The euro dipped on Monday as short-term players were squeezed out of long positions after the single currency touched a three-week high against the dollar, buoyed by Friday’s stronger than expected payrolls data.

European equities extended the previous session’s gains on optimism after last week’s U.S. jobs data, with world stocks climbing on hopes that a slip back into recession could be avoided.

Meanwhile gold demand in India was solid, dealers reported, after the rupee rose to a two-week high, making dollar-quoted assets cheaper for local buyers.

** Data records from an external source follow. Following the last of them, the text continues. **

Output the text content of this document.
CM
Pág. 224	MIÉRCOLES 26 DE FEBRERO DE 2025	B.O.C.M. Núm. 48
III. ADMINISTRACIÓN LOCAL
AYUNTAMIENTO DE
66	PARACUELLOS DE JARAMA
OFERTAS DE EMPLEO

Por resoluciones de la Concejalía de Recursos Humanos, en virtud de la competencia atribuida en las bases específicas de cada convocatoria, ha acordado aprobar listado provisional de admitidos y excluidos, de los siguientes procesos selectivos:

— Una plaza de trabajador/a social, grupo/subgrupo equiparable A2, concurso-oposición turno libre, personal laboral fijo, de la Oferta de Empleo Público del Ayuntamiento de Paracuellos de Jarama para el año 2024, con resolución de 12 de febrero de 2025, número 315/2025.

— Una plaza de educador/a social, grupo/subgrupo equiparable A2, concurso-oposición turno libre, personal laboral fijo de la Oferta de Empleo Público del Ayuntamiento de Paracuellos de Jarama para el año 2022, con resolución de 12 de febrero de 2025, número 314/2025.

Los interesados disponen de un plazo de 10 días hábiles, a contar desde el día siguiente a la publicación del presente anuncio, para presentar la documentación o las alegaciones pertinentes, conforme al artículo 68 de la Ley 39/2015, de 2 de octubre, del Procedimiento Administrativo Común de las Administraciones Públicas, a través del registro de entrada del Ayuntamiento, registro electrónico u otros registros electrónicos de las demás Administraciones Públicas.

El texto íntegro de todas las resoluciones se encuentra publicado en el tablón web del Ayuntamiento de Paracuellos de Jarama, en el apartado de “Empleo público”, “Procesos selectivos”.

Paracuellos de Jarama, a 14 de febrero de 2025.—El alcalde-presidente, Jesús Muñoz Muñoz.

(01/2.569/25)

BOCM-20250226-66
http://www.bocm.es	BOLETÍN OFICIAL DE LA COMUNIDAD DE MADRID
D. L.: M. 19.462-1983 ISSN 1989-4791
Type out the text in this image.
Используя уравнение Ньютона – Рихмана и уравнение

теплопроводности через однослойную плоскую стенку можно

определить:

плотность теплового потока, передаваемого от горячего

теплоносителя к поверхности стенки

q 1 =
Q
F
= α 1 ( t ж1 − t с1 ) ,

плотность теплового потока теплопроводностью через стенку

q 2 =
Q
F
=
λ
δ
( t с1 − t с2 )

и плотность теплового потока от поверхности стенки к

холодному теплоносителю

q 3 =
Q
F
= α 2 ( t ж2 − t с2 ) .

“Gold is sitting in a very tight range,” said VTB Capital analyst Andrey Kryuchenkov. “The downside will be limited because of seasonality, with Asian buyers really looking to buy on any dips.”

India, the world’s biggest consumer of the yellow metal, has recently entered the traditionally strong festival period for bullion consumption, which began with Raksha Bandhan in late August and lasts through November with Dhanteras.


Among other commodities, oil slipped toward $74 per barrel as the end of the U.S. driving season and high levels of unemployment in the world’s biggest oil consumer raised concerns over the outlook for demand.

But gains in base metals helped underpin industrial precious metals such as platinum and palladium, which are widely used in the automotive industry. Palladium posted its strongest weekly rise since late July last week, with gains of 5.7 percent.

On Monday, platinum was at $1,557.25 an ounce against $1,553.40 and palladium at $527 against $526.68.

Palladium’s gains last week helped push the ratio of platinum to palladium — the number of ounces of palladium needed to buy an ounce of platinum — to a low of 2.94 on Friday, its lowest level since the second quarter of 2004.

Both metals benefited from data last week that showed a hefty rise in Chinese car sales in August. Chinese cars predominantly use petrol engines, which have a higher loading of palladium than platinum.

Meanwhile, silver was little changed at $19.89 an ounce ounces versus $19.87. Friday’s Commitment of Traders report on New York precious metals positioning showed a rise in net long positions in silver.

“Unsurprisingly silver’s recent price rally is closely tied to Comex positioning,” said UBS analyst Edel Tully in a note. “We continue to like silver; seeing it playing a role as poor man’s gold but also benefiting when risk-on appetite returns.”